Jazz im Frühling:Klangliche Eleganz

Lesezeit: 2 min

Das Trio Ches Smith, Craig Taborn und Mat Maneri beim Jazzverein

Von Andreas Pernpeintner, Dachau

Es war eine lange Frühjahrsreihe des Jazz e.V. Dachau. Von Anfang Februar bis Mitte Mai. Es gab Newcomer ( Aje Kollektiv), herrlich leise Musik ( Heavy Metal Rabbit), den ewig ausfallenden Jemeel Moondoc und den ewig wunderbar für ihn einspringenden Sabir Mateen. Es gab die nukleare Allgewalt des Panzerballetts, dessen Musiker mit ihrer Musik und ihrem Auftreten die Dachauer Jazzhörer und Jazzorganisatoren an ihre Grenzen führten. Und ein Zusatzkonzert gab es auch: klassische Musik zum Muttertagabend in der vollbesetzten Schranne.

Craig Taborn begeistert das Publikum des Dachauer Jazz e.V. (Foto: Toni Heigl)

Die Besetzung mit dem Trio Ches Smith / Craig Taborn / Mat Maneri ist selbst für ein Dachauer Jazzkonzert neu: Drumset und Vibrafon (Ches Smith), Klavier (Craig Taborn), Geige (Mat Maneri). Kann man damit beim Jazz e.V. gepflegte, geradezu salonhafte Kammermusik spielen? Natürlich. Kann man damit Freejazz spielen? Aber sicherlich. Aber kann man damit auch eine furiose, alle Klangspektren umfassende Energie erzeugen? Und wie.
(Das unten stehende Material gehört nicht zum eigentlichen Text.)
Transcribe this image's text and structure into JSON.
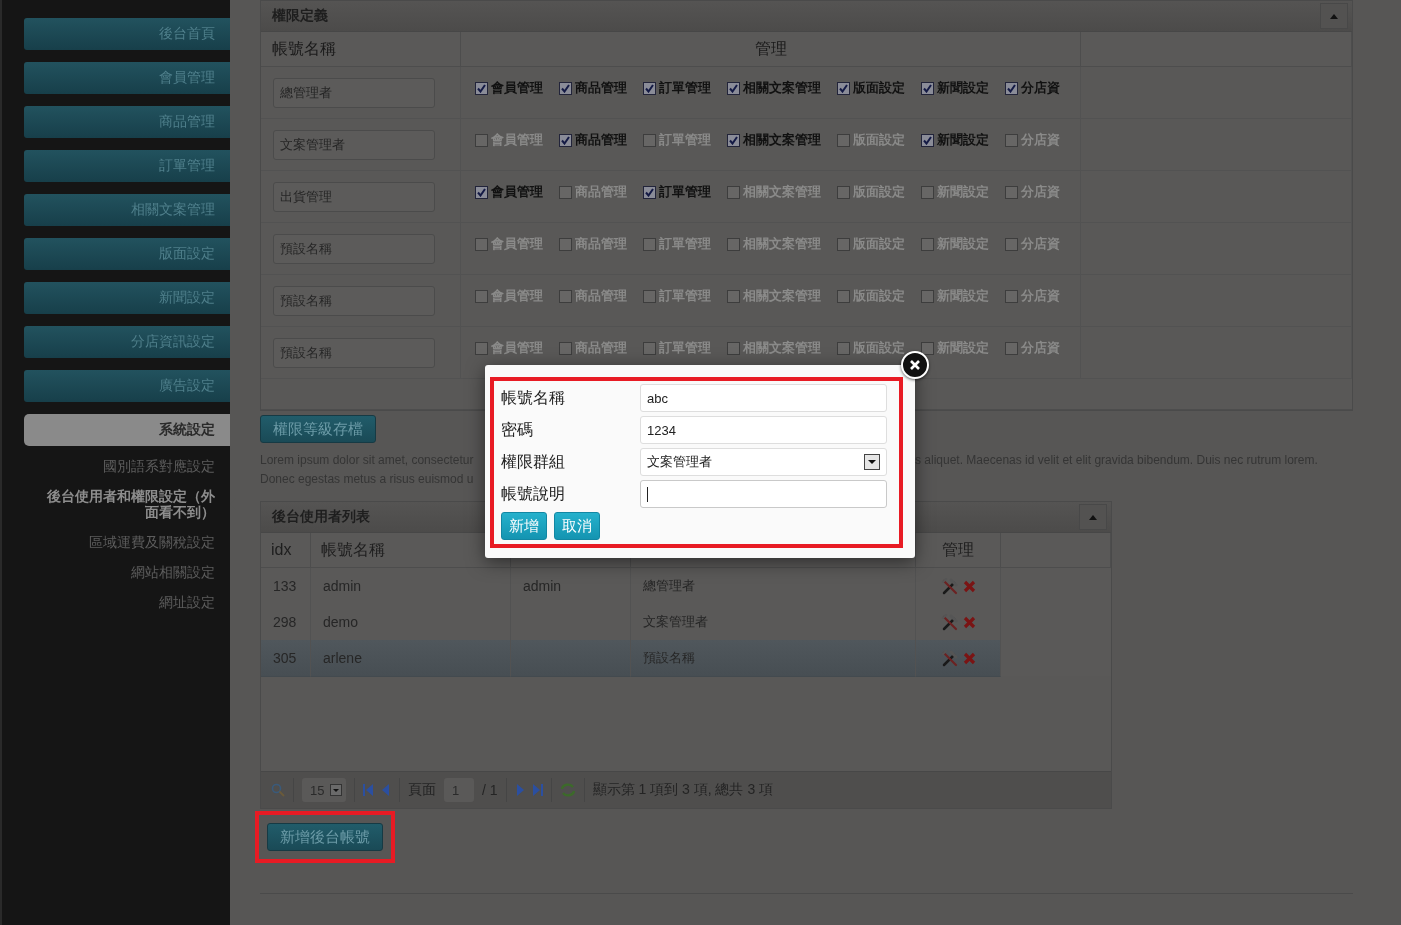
{
  "sidebar": {
    "items": [
      {
        "label": "後台首頁",
        "selected": false
      },
      {
        "label": "會員管理",
        "selected": false
      },
      {
        "label": "商品管理",
        "selected": false
      },
      {
        "label": "訂單管理",
        "selected": false
      },
      {
        "label": "相關文案管理",
        "selected": false
      },
      {
        "label": "版面設定",
        "selected": false
      },
      {
        "label": "新聞設定",
        "selected": false
      },
      {
        "label": "分店資訊設定",
        "selected": false
      },
      {
        "label": "廣告設定",
        "selected": false
      },
      {
        "label": "系統設定",
        "selected": true,
        "children": [
          {
            "label": "國別語系對應設定",
            "selected": false
          },
          {
            "label": "後台使用者和權限設定（外面看不到）",
            "selected": true
          },
          {
            "label": "區域運費及關稅設定",
            "selected": false
          },
          {
            "label": "網站相關設定",
            "selected": false
          },
          {
            "label": "網址設定",
            "selected": false
          }
        ]
      }
    ]
  },
  "permissions": {
    "title": "權限定義",
    "columns": {
      "name": "帳號名稱",
      "manage": "管理"
    },
    "rows": [
      {
        "name": "總管理者",
        "perms": [
          {
            "label": "會員管理",
            "checked": true
          },
          {
            "label": "商品管理",
            "checked": true
          },
          {
            "label": "訂單管理",
            "checked": true
          },
          {
            "label": "相關文案管理",
            "checked": true
          },
          {
            "label": "版面設定",
            "checked": true
          },
          {
            "label": "新聞設定",
            "checked": true
          },
          {
            "label": "分店資",
            "checked": true
          }
        ]
      },
      {
        "name": "文案管理者",
        "perms": [
          {
            "label": "會員管理",
            "checked": false
          },
          {
            "label": "商品管理",
            "checked": true
          },
          {
            "label": "訂單管理",
            "checked": false
          },
          {
            "label": "相關文案管理",
            "checked": true
          },
          {
            "label": "版面設定",
            "checked": false
          },
          {
            "label": "新聞設定",
            "checked": true
          },
          {
            "label": "分店資",
            "checked": false
          }
        ]
      },
      {
        "name": "出貨管理",
        "perms": [
          {
            "label": "會員管理",
            "checked": true
          },
          {
            "label": "商品管理",
            "checked": false
          },
          {
            "label": "訂單管理",
            "checked": true
          },
          {
            "label": "相關文案管理",
            "checked": false
          },
          {
            "label": "版面設定",
            "checked": false
          },
          {
            "label": "新聞設定",
            "checked": false
          },
          {
            "label": "分店資",
            "checked": false
          }
        ]
      },
      {
        "name": "預設名稱",
        "perms": [
          {
            "label": "會員管理",
            "checked": false
          },
          {
            "label": "商品管理",
            "checked": false
          },
          {
            "label": "訂單管理",
            "checked": false
          },
          {
            "label": "相關文案管理",
            "checked": false
          },
          {
            "label": "版面設定",
            "checked": false
          },
          {
            "label": "新聞設定",
            "checked": false
          },
          {
            "label": "分店資",
            "checked": false
          }
        ]
      },
      {
        "name": "預設名稱",
        "perms": [
          {
            "label": "會員管理",
            "checked": false
          },
          {
            "label": "商品管理",
            "checked": false
          },
          {
            "label": "訂單管理",
            "checked": false
          },
          {
            "label": "相關文案管理",
            "checked": false
          },
          {
            "label": "版面設定",
            "checked": false
          },
          {
            "label": "新聞設定",
            "checked": false
          },
          {
            "label": "分店資",
            "checked": false
          }
        ]
      },
      {
        "name": "預設名稱",
        "perms": [
          {
            "label": "會員管理",
            "checked": false
          },
          {
            "label": "商品管理",
            "checked": false
          },
          {
            "label": "訂單管理",
            "checked": false
          },
          {
            "label": "相關文案管理",
            "checked": false
          },
          {
            "label": "版面設定",
            "checked": false
          },
          {
            "label": "新聞設定",
            "checked": false
          },
          {
            "label": "分店資",
            "checked": false
          }
        ]
      }
    ],
    "save_button": "權限等級存檔"
  },
  "description_lines": [
    {
      "left": "Lorem ipsum dolor sit amet, consectetur",
      "right": "s aliquet. Maecenas id velit et elit gravida bibendum. Duis nec rutrum lorem."
    },
    {
      "left": "Donec egestas metus a risus euismod u"
    }
  ],
  "users": {
    "title": "後台使用者列表",
    "header": {
      "idx": "idx",
      "account": "帳號名稱",
      "manage": "管理"
    },
    "rows": [
      {
        "idx": "133",
        "account": "admin",
        "column_3": "admin",
        "column_4": "總管理者",
        "selected": false
      },
      {
        "idx": "298",
        "account": "demo",
        "column_4": "文案管理者",
        "selected": false
      },
      {
        "idx": "305",
        "account": "arlene",
        "column_4": "預設名稱",
        "selected": true
      }
    ],
    "pager": {
      "page_size": "15",
      "page_label": "頁面",
      "page": "1",
      "page_total": "/ 1",
      "summary": "顯示第 1 項到 3 項, 總共 3 項"
    },
    "add_button": {
      "label": "新增後台帳號",
      "annotated": true
    }
  },
  "dialog": {
    "annotated": true,
    "fields": [
      {
        "kind": "text",
        "label": "帳號名稱",
        "value": "abc",
        "focused": false
      },
      {
        "kind": "text",
        "label": "密碼",
        "value": "1234",
        "focused": false
      },
      {
        "kind": "select",
        "label": "權限群組",
        "value": "文案管理者",
        "focused": false
      },
      {
        "kind": "text",
        "label": "帳號說明",
        "focused": true
      }
    ],
    "buttons": [
      "新增",
      "取消"
    ]
  }
}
Dabei ist die geniale Antwort auf eine bestimmte Frage der wohl entscheidende Knackpunkt: Wo, bitteschön, kommt dieser mitunter absolut satte, furios wummernde, dieser verdammte Bass her? Nicht nur ein Zuhörer reckt suchend den Kopf. Ches Smith hat allerhand Schlagwerk in die Schranne geschleppt. Und wer zur Entfaltung seiner Ausdruckskraft Drumset, Vibrafon und dazu noch einen ganzen Wald an Becken um sich herum aufpflanzt, der hat vielleicht auch irgendwo ein bisschen Elektronik versteckt, auf der er diese tiefen Frequenzen erzeugt. Hat er aber nicht. Auch Taborn am Klavier des Bassspiels zu verdächtigen, wäre in den meisten Passagen ungerecht. Es bleibt Maneri an der Geige - und tatsächlich, er ist's.

Ches Smith zeigt Virtuosität am Schlagwerk. (Foto: Toni Heigl)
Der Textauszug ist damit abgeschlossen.